Alors que le bruit court sur un imminent remaniement ministériel en Algérie, le Président Abdelmadjid Tebboune a-t-il désavoué le travail de son ministre de la Communication, Ammar Belhimer, sur fond de polémique concernant «le blocage et la censure» de médias électroniques dans le pays?
C’est en tout cas ce que laisse entendre dans un entretien à Tout sur l’Algérie (TSA), Sofiane Djilali, président du parti d’opposition Jil Jadid (Nouvelle génération) qui a rencontré dimanche 14 le chef de l’État lors d’un tête-à-tête dans le cadre des concertations avec les formations politiques sur la nouvelle loi électorale.
«Un remaniement partiel assez rapidement»
Après une hospitalisation de plusieurs mois en Allemagne en raison du Covid-19, le chef de l’État algérien est rentré le 12 février en Algérie.
«Il [le Président, ndlr] m’a paru en forme», affirme M.Djilali qui souligne qu’Abdelmadjid Tebboune «reprend activement sa fonction […]. Il m’a lui-même confirmé que son dossier santé était maintenant clos et sans suite».
Durant l’absence du Président, plusieurs voix se sont levées dans le pays pour dénoncer la manière avec laquelle certains ministres géraient leur secteur.
À ce titre, Sofiane Djilali annonce que «concernant le gouvernement, il a clairement dit qu’il envisageait un remaniement partiel assez rapidement». Le Président «a jugé que certains départements ministériels ne donnaient pas grand-chose et qu’il fallait remédier à ces faiblesses».
Quid du secteur de la communication?
La nouvelle Constitution promue par le Président algérien qui, selon lui, est la pierre angulaire sur laquelle va se construire la nouvelle Algérie depuis son adoption par référendum en décembre 2020 stipule clairement qu’aucun site d’information «ne peut être suspendu sans une décision de justice». Or, plusieurs médias sont censurés dans le pays, à l’instar de TSA qui est bloqué depuis le 12 juin 2019, soit six mois avant l’élection de M.Tebboune au poste de Président.
«Concernant le champ médiatique», poursuit le chef de Jil Jadid, «le Président m’a confirmé qu’il s’agissait d’un dossier extrêmement important et qu’il sera traité en profondeur par un exécutif légitime qui sera installé après les élections [législatives anticipées, prévues probablement en juin, ndlr]».
Et de déplorer que «pour ma part, je ne comprends pas pourquoi des sites d’information sont bloqués». «Sincèrement, pour le bien de tous, mieux vaut avoir affaire à des sites professionnels qui traitent librement l’information qu’à des réseaux sociaux en furie qui polluent le champ médiatique», soutient-il.

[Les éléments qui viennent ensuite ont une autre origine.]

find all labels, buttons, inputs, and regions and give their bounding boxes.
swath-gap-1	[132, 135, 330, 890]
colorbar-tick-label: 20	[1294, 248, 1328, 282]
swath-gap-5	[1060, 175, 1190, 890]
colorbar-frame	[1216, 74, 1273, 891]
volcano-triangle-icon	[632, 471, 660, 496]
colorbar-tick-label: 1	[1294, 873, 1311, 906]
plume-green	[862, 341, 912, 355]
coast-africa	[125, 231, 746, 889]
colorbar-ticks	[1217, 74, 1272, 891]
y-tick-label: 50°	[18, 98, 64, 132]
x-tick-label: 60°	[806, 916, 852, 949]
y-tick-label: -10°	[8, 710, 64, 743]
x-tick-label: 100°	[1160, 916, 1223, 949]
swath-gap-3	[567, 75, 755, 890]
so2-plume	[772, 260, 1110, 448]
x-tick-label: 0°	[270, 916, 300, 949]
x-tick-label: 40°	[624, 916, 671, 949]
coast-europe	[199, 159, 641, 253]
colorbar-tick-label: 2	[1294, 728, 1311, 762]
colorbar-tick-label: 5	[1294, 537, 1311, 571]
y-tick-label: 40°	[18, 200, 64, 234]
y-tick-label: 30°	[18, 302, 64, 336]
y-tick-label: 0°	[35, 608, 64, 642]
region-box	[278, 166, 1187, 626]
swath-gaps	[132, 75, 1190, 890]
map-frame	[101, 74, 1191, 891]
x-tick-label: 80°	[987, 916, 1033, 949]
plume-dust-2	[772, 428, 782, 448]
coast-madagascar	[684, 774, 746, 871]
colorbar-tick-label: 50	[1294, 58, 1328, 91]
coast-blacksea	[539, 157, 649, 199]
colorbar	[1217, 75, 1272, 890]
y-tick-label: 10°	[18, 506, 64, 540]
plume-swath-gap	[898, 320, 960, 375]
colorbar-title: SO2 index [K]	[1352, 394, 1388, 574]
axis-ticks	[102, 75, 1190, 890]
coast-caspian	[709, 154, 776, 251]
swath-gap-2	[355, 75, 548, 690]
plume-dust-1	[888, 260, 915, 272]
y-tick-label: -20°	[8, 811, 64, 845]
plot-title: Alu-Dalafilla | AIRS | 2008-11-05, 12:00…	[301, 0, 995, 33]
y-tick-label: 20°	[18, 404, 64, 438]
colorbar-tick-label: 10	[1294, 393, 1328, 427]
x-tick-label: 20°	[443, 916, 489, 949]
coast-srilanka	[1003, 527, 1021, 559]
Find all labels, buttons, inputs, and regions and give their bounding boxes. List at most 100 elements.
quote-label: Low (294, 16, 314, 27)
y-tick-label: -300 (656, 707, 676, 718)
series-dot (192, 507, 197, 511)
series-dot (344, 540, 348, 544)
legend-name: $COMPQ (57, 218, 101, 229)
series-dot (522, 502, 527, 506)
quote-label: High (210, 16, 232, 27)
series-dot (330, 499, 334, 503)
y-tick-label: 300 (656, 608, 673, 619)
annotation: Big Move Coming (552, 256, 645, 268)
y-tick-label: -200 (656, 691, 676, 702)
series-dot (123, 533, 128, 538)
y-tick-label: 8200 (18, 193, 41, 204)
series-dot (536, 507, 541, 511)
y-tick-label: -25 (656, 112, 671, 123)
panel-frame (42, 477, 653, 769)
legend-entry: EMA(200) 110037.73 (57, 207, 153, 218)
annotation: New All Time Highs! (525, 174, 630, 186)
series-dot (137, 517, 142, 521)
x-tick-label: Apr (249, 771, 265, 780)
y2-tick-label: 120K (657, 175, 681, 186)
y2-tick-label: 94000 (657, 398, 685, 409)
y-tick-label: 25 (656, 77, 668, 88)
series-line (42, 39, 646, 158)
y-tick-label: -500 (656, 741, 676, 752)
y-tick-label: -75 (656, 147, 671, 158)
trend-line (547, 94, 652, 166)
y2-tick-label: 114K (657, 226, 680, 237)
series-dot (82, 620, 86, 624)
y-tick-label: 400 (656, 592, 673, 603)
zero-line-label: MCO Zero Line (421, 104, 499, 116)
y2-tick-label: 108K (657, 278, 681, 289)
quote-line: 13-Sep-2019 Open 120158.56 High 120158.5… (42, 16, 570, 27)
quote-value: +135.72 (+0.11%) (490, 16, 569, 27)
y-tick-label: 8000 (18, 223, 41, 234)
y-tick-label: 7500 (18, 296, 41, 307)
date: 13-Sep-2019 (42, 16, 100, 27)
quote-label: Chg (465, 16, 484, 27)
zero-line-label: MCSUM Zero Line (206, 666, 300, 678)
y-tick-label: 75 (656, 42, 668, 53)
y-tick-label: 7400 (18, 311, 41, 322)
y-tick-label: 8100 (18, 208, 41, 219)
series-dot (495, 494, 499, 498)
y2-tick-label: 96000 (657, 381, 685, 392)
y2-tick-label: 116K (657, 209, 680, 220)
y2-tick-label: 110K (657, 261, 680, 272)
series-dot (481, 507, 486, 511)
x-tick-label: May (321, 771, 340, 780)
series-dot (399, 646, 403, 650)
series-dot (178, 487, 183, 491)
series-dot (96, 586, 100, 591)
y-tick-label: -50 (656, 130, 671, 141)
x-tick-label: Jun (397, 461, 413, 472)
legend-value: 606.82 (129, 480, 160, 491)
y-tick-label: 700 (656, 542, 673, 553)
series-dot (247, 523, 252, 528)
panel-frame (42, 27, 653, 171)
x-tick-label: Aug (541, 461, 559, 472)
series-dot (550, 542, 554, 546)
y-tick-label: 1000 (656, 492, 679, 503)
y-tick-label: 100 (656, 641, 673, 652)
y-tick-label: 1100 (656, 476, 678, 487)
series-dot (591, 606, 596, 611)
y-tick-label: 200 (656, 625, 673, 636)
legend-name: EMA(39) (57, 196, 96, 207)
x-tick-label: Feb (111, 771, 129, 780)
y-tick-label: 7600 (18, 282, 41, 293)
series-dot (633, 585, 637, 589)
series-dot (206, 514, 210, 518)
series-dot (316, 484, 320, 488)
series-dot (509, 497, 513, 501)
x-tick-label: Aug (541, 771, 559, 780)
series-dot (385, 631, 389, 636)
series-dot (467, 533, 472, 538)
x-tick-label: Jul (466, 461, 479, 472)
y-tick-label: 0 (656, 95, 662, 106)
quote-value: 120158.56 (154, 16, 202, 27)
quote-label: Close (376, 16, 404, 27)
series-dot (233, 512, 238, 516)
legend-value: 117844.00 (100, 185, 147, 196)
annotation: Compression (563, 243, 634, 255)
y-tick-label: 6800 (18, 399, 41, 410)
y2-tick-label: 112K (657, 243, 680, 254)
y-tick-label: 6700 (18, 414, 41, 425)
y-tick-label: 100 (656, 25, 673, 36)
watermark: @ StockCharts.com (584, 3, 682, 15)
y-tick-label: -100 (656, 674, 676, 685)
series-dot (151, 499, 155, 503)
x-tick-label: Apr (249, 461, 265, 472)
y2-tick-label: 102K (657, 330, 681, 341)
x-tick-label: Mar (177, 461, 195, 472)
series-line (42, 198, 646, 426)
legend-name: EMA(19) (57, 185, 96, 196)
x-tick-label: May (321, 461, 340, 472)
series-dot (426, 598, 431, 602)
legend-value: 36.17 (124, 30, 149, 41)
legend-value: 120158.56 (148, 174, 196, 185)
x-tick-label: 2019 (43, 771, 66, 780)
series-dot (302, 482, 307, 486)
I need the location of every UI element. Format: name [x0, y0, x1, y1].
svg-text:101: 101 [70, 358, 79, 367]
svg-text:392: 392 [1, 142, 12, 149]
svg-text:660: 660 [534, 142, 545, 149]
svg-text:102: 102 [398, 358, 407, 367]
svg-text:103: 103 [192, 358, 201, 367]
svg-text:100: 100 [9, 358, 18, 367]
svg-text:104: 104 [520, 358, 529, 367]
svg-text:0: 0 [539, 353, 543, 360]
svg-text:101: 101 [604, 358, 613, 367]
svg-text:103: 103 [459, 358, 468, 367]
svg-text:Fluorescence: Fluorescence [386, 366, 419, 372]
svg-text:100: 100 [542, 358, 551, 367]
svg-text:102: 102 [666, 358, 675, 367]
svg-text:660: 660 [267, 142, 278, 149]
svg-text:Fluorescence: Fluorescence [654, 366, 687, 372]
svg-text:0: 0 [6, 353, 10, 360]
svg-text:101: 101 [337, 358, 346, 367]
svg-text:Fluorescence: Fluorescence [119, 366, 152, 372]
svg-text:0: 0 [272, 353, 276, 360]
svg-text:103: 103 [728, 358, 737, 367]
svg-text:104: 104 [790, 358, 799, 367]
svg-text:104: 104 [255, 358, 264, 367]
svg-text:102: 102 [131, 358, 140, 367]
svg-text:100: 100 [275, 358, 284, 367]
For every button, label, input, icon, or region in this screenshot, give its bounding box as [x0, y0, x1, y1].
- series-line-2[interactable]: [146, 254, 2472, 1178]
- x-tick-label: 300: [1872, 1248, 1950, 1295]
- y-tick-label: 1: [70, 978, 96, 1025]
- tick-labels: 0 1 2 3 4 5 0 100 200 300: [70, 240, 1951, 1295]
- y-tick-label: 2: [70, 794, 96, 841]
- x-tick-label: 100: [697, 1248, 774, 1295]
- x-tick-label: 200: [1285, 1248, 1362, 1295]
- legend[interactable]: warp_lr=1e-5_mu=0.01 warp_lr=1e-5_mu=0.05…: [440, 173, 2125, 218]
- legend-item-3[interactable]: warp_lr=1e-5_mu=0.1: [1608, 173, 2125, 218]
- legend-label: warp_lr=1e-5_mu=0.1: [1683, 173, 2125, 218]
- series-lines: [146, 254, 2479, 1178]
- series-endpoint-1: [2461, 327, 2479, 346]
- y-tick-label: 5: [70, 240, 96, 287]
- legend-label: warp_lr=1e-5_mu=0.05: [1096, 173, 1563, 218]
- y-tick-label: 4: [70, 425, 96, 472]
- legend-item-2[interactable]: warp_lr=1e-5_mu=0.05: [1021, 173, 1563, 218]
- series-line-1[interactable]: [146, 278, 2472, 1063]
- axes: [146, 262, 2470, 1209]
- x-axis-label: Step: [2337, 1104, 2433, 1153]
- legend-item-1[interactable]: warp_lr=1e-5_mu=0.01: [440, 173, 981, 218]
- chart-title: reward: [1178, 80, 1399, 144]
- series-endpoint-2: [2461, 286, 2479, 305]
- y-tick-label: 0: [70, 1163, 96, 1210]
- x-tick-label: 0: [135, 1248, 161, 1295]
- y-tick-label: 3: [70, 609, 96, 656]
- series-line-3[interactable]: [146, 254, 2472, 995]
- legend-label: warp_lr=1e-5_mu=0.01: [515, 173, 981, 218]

Les justifications du ministre
Dans un entretien accordé au site Express, Ammar Belhimer affirme que, «motivés par une mauvaise foi ou par ignorance, certains incombent à tort» cette situation «au ministère de la Communication et interprètent cela comme de la "censure"».
«À cet effet, nous tenons à préciser que ces "blocages", ou je dirais plutôt interruptions, sont dus à des problèmes techniques, notamment la mauvaise connexion qui n’est nullement du ressort du ministère la Communication», assurait-il.
Or, dans une déclaration à Sputnik, Hamid Guemache, directeur de TSA, estime que les causes avancées par le ministre ne sont pas convaincantes. «Si le problème, comme le dit M.Belhimer, tenait à une question de coupure Internet, dans ce cas-là, même en passant par un VPN, notre site ne serait pas accessible, alors que ce n’est pas le cas [...]. Ce que je constate sur le terrain, c'est plutôt une lutte contre les médias électroniques indépendants», déplore-t-il.
Un limogeage arbitraire?
Le site Algérie62 qui dénonce également sa censure, tout comme Inter-Lignes, évoque dans un article le limogeage «injustifié» de la responsable nommée par Abdelmadjid Tebboune au ministère de la Communication pour réorganiser le secteur des médias électroniques.
Une journaliste de 20 ans de carrière «a été brutalement virée sans aucune explication» pendant l’absence du Président qui se trouvait alors en Allemagne. Une responsable qui a convaincu «par sa spontanéité et son engagement».
L’intéressée ayant été nommée par deux décrets présidentiels et limogée sans aucune notification, Algérie62 appelle la Présidence de la République et le ministère de la Communication à faire toute «la lumière» sur cette affaire aux répercussions négatives sur «les institutions de la République».